The true moments that hit home in the show came at the times of real enlightening conversation. I was touched along with the rest of the crowd during the portrayal of a Middle Eastern cab driver, where he described some memories from after 9/11 and the San Bernardino shooting. He described loving groups of all races coming together to Muslim temples, praying and caring for each other. As the crowd silently watched in awe and a few young students responded with snaps of approval, the man ended the scene with his proclamation: “That is America.”
One strength this show had was its fast-moving pace. No character was on stage for more than about seven minutes, and a new sketch would quickly start as soon as the previous one ended. Overall, although some scenes fell through, the show always seemed to redeem itself and pick itself back up just as quickly. For this reason, the audience was constantly engaged and entertained, not only by the quick narratives, but by the excellent acting as well.
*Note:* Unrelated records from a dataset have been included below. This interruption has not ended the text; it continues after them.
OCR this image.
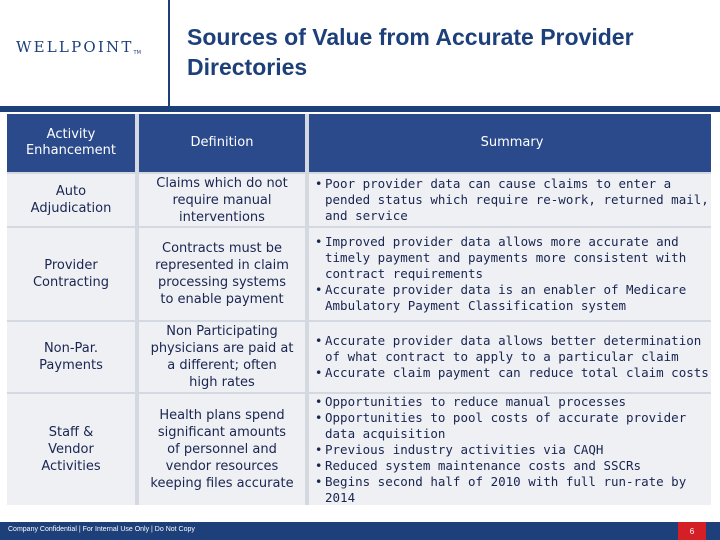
WELLPOINTTM
Sources of Value from Accurate Provider
Directories
Activity
Enhancement
Definition	Summary
Auto
Adjudication
Claims which do not
require manual
interventions
• Poor provider data can cause claims to enter a pended status which require re-work, returned mail, and service
Provider
Contracting
Contracts must be
represented in claim
processing systems
to enable payment
• Improved provider data allows more accurate and timely payment and payments more consistent with contract requirements
• Accurate provider data is an enabler of Medicare Ambulatory Payment Classification system
Non-Par.
Payments
Non Participating
physicians are paid at
a different; often
high rates
• Accurate provider data allows better determination of what contract to apply to a particular claim
• Accurate claim payment can reduce total claim costs
Staff &
Vendor
Activities
Health plans spend
significant amounts
of personnel and
vendor resources
keeping files accurate
• Opportunities to reduce manual processes
• Opportunities to pool costs of accurate provider data acquisition
• Previous industry activities via CAQH
• Reduced system maintenance costs and SSCRs
• Begins second half of 2010 with full run-rate by 2014
Company Confidential | For Internal Use Only | Do Not Copy	6
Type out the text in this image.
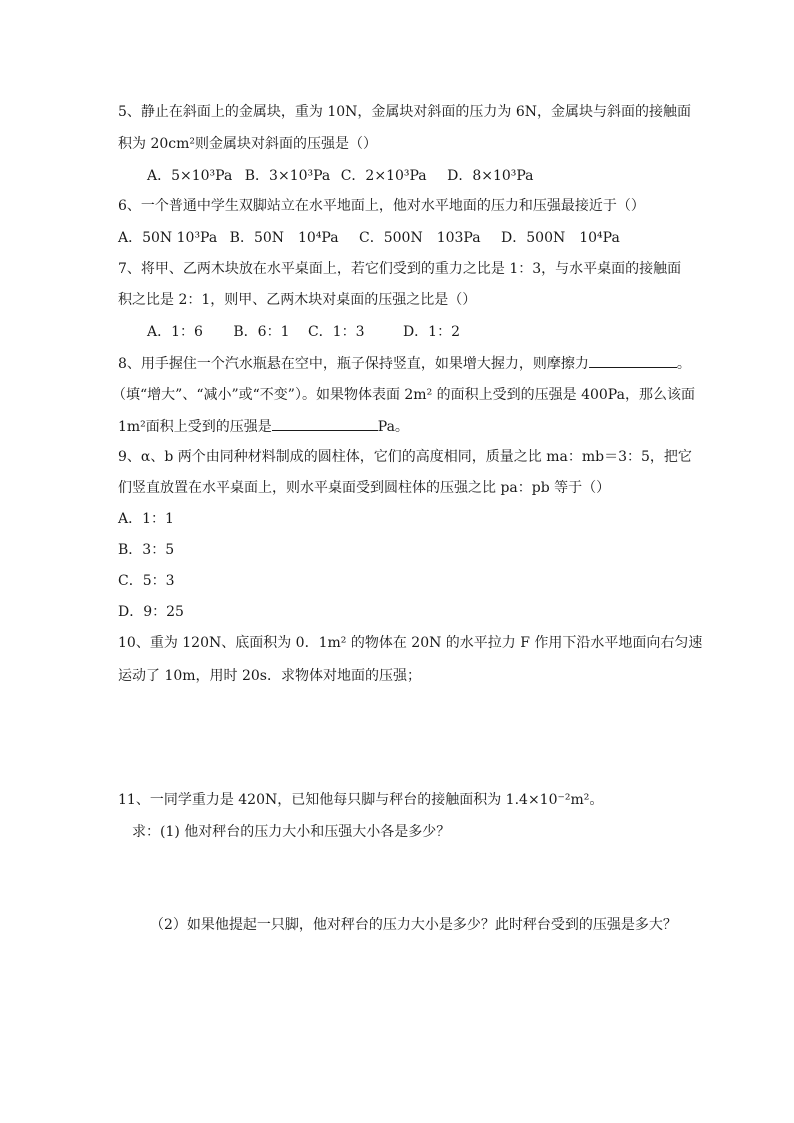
5、静止在斜面上的金属块，重为 10N，金属块对斜面的压力为 6N，金属块与斜面的接触面
积为 20cm²则金属块对斜面的压强是（）
A．5×10³Pa B．3×10³Pa C．2×10³Pa D．8×10³Pa
6、一个普通中学生双脚站立在水平地面上，他对水平地面的压力和压强最接近于（）
A．50N 10³Pa B．50N　10⁴Pa C．500N　103Pa D．500N　10⁴Pa
7、将甲、乙两木块放在水平桌面上，若它们受到的重力之比是 1：3，与水平桌面的接触面
积之比是 2：1，则甲、乙两木块对桌面的压强之比是（）
A．1：6 B．6：1 C．1：3	D．1：2
8、用手握住一个汽水瓶悬在空中，瓶子保持竖直，如果增大握力，则摩擦力	。
（填“增大”、“减小”或“不变”）。如果物体表面 2m² 的面积上受到的压强是 400Pa，那么该面
1m²面积上受到的压强是	Pa。
9、α、b 两个由同种材料制成的圆柱体，它们的高度相同，质量之比 ma：mb＝3：5，把它
们竖直放置在水平桌面上，则水平桌面受到圆柱体的压强之比 pa：pb 等于（）
A．1：1
B．3：5
C．5：3
D．9：25
10、重为 120N、底面积为 0．1m² 的物体在 20N 的水平拉力 F 作用下沿水平地面向右匀速
运动了 10m，用时 20s．求物体对地面的压强；
11、一同学重力是 420N，已知他每只脚与秤台的接触面积为 1.4×10⁻²m²。
求：(1) 他对秤台的压力大小和压强大小各是多少？
（2）如果他提起一只脚，他对秤台的压力大小是多少？此时秤台受到的压强是多大？
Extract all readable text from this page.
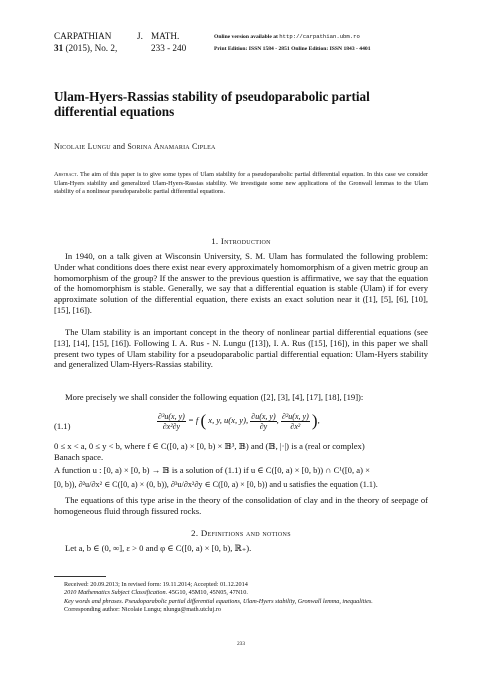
CARPATHIAN	J. MATH.
31 (2015), No. 2,	233 - 240
Online version available at http://carpathian.ubm.ro
Print Edition: ISSN 1584 - 2851 Online Edition: ISSN 1843 - 4401
Ulam-Hyers-Rassias stability of pseudoparabolic partial differential equations
Nicolaie Lungu and Sorina Anamaria Ciplea
Abstract. The aim of this paper is to give some types of Ulam stability for a pseudoparabolic partial differential equation. In this case we consider Ulam-Hyers stability and generalized Ulam-Hyers-Rassias stability. We investigate some new applications of the Gronwall lemmas to the Ulam stability of a nonlinear pseudoparabolic partial differential equations.
1. Introduction
In 1940, on a talk given at Wisconsin University, S. M. Ulam has formulated the following problem: Under what conditions does there exist near every approximately homomorphism of a given metric group an homomorphism of the group? If the answer to the previous question is affirmative, we say that the equation of the homomorphism is stable. Generally, we say that a differential equation is stable (Ulam) if for every approximate solution of the differential equation, there exists an exact solution near it ([1], [5], [6], [10], [15], [16]).
The Ulam stability is an important concept in the theory of nonlinear partial differential equations (see [13], [14], [15], [16]). Following I. A. Rus - N. Lungu ([13]), I. A. Rus ([15], [16]), in this paper we shall present two types of Ulam stability for a pseudoparabolic partial differential equation: Ulam-Hyers stability and generalized Ulam-Hyers-Rassias stability.
More precisely we shall consider the following equation ([2], [3], [4], [17], [18], [19]):
(1.1)	$\frac{\text{∂³u(x, y)}}{\text{∂x²∂y}} = f$ ( x, y, u(x, y), $\frac{\partial u(x, y)}{\partial y}$ , $\frac{\text{∂²u(x, y)}}{\text{∂x²}}$ ),
0 ≤ x < a, 0 ≤ y < b, where f ∈ C([0, a) × [0, b) × 𝔹³, 𝔹) and (𝔹, |·|) is a (real or complex)
Banach space.
A function u : [0, a) × [0, b) → 𝔹 is a solution of (1.1) if u ∈ C([0, a) × [0, b)) ∩ C¹([0, a) ×
[0, b)), ∂²u/∂x² ∈ C([0, a) × (0, b)), ∂³u/∂x²∂y ∈ C([0, a) × [0, b)) and u satisfies the equation (1.1).
The equations of this type arise in the theory of the consolidation of clay and in the theory of seepage of homogeneous fluid through fissured rocks.
2. Definitions and notions
Let a, b ∈ (0, ∞], ε > 0 and φ ∈ C([0, a) × [0, b), ℝ₊).
Received: 20.09.2013; In revised form: 19.11.2014; Accepted: 01.12.2014
2010 Mathematics Subject Classification. 45G10, 45M10, 45N05, 47N10.
Key words and phrases. Pseudoparabolic partial differential equations, Ulam-Hyers stability, Gronwall lemma, inequalities.
Corresponding author: Nicolaie Lungu; nlungu@math.utcluj.ro
233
This was not these comedic actors’ first rodeo, as 2016 marks their 32nd year performing. The group consists of actors Richard Montoya, Ric Salinas and Herbert Siguenza, all of whom have plenty of experience in theater and comedy. Their chemistry together was clearly on display, as there appeared to be no hiccups or flaws throughout the show, and everything ran smoothly. The actors also showcased brilliant acting abilities, as they took on many different personalities, accents and characteristics with impressive accuracy. My personal favorite was the Asian American character, which displayed a surprising dialectical accuracy without any trace of a different identity.
Following the performance, the three actors remained on stage for an engaging Q&A with the audience regarding the themes of the performance and the actors themselves. The performers were happy to answer questions from all types of viewers, even one couple who have been fans for 30 years. The energy felt very warm and intimate in Campbell Hall, as everyone was very appreciative of the conversation being heard and beautifully united under the common ideas of inclusivity and civil equality. Afterwards, I was lucky enough to share a few words with one of the actors, Herbert Siguenza. “You have to be stubborn, you have to be relentless, you have to be almost selfish for your art,” expressed Siguenza. “There’s just no other way. We really have never let up, and sooner or later you start making a living off of it.”
His words of advice surely rang true for Wednesday’s performance. Although a portion of the interactions missed the mark, the overall passion and dedication to the worthy cause truly prevailed in the end. I, along with the rest of the audience, was truly moved if not at least well entertained, and heard the beginning of a real conversation that all Americans need to hear.